Kınından çıkan ney seni gördükten sonra ne yapabilir ki yanmaktan başka. Ya dönmeyi bırakırsan, ya bizi bırakıp gidersen… Aman Allah’ım korkunç bir şey bu. Döndükçe yüreğime hemhal, döndükçe gönlümde ateş, döndükçe eteğinden yağan aşk, döndükçe dudağımda Vedud, döndükçe ondan yalnız istediğim sen.

“Ya Vedud, Ya Vedud, Ya Vedud…”

* * *

Baktığın kadar yaşıyorum semazen, baktığın kadar nefes alıyor, baktığın kadar kalbim atıyor.
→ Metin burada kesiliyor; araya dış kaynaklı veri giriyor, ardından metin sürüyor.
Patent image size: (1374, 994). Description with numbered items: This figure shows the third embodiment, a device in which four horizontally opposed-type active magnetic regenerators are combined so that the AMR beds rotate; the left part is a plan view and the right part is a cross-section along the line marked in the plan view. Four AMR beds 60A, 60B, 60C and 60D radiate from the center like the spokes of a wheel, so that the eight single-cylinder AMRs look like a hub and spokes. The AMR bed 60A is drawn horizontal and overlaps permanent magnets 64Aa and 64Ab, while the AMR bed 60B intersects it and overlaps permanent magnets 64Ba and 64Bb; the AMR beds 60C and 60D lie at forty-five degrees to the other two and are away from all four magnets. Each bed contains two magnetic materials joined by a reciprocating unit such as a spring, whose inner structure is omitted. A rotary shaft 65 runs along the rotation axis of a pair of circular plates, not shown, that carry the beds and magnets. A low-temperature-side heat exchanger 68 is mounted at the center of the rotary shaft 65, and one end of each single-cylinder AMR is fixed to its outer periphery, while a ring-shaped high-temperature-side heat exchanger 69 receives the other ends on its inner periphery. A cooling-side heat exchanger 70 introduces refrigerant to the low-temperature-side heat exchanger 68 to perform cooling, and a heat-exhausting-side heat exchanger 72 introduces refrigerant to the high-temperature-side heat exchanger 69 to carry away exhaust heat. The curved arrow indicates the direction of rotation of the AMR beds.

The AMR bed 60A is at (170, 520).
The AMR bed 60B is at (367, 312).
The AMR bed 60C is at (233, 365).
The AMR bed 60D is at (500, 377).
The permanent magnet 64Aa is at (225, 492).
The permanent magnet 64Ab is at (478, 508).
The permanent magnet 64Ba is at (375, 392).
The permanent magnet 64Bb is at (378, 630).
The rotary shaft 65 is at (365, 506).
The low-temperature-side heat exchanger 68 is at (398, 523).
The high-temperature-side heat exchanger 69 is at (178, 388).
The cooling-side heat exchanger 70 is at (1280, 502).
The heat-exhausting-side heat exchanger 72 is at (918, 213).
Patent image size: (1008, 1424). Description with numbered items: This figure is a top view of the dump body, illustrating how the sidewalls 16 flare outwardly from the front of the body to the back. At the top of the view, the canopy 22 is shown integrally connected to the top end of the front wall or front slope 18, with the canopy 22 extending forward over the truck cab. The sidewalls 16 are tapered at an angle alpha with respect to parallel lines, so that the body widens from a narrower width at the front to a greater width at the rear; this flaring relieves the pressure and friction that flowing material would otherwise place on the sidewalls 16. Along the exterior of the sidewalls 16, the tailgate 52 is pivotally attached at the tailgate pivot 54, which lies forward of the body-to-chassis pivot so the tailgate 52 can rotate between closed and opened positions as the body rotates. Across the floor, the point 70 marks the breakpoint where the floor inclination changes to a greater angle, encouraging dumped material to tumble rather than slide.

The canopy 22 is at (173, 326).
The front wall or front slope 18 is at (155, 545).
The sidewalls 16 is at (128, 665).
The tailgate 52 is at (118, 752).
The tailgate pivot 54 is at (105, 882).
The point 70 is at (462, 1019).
Mesela şimdi sen yoksun, kim inandıracak beni yaşadığıma. kalbimin attığına, nefes aldığıma… sadece bir cümle Semazen, bir cümle kur. Tutar onu sabaha uzatırım. Bin yıl yaşarım o vakit, bin yıl seni arar, bin yıl sende kaybolur, bin yıl seni bululurum tekrar tekrar. Sonra bir şiir yazarım, sonra bir cümle susarım.

“Sen bu kadar şiirken hangi mısra utanmaz kendinden”

susarım seni, şiir susarım…

“Duam dilimde;

Amin’im nerde semazen…

Ellerinden tut dudağımdan çıkan her sözcüğün.

seni tanımak adına lugatlarda kayıp,

seni tanıdığı için Aşk’a muhkem…”

* * *

Kelimesini arayan bir dervişin kuyudan sesi bekleyişi neyse oyum ben. Kaç damladan ezgi biçtim. Kaç damla gözlerini sayıkladı, kaç karanlık ellerini bekledi. Kuyuya bak semazen, kuyuyu dinle. Yusuf’u bekleyen kuyunun dibinde cümlelerim. Kuyunun taşlarına nakşedilmiş. Saniyelere atılmış çentikler, anlatırlar belki zamanın uzunluğunu…

“Kuyu susuz,

dudakların nerde semazen…

Ses vermesen su-sacakmış.”

* * *

Yüreğime dokun semazen, yüreğim bir boşluk. Gözlerini ödünç bırak orada. Gözlerin boşluk yuvası. Girersem kaybolacağım. Girersem kayıp bulacağım. Eteklerinden süzülen; aynadan bir gölgeyim şimdi ve bir aynanın bağırması da neyse oyum ben.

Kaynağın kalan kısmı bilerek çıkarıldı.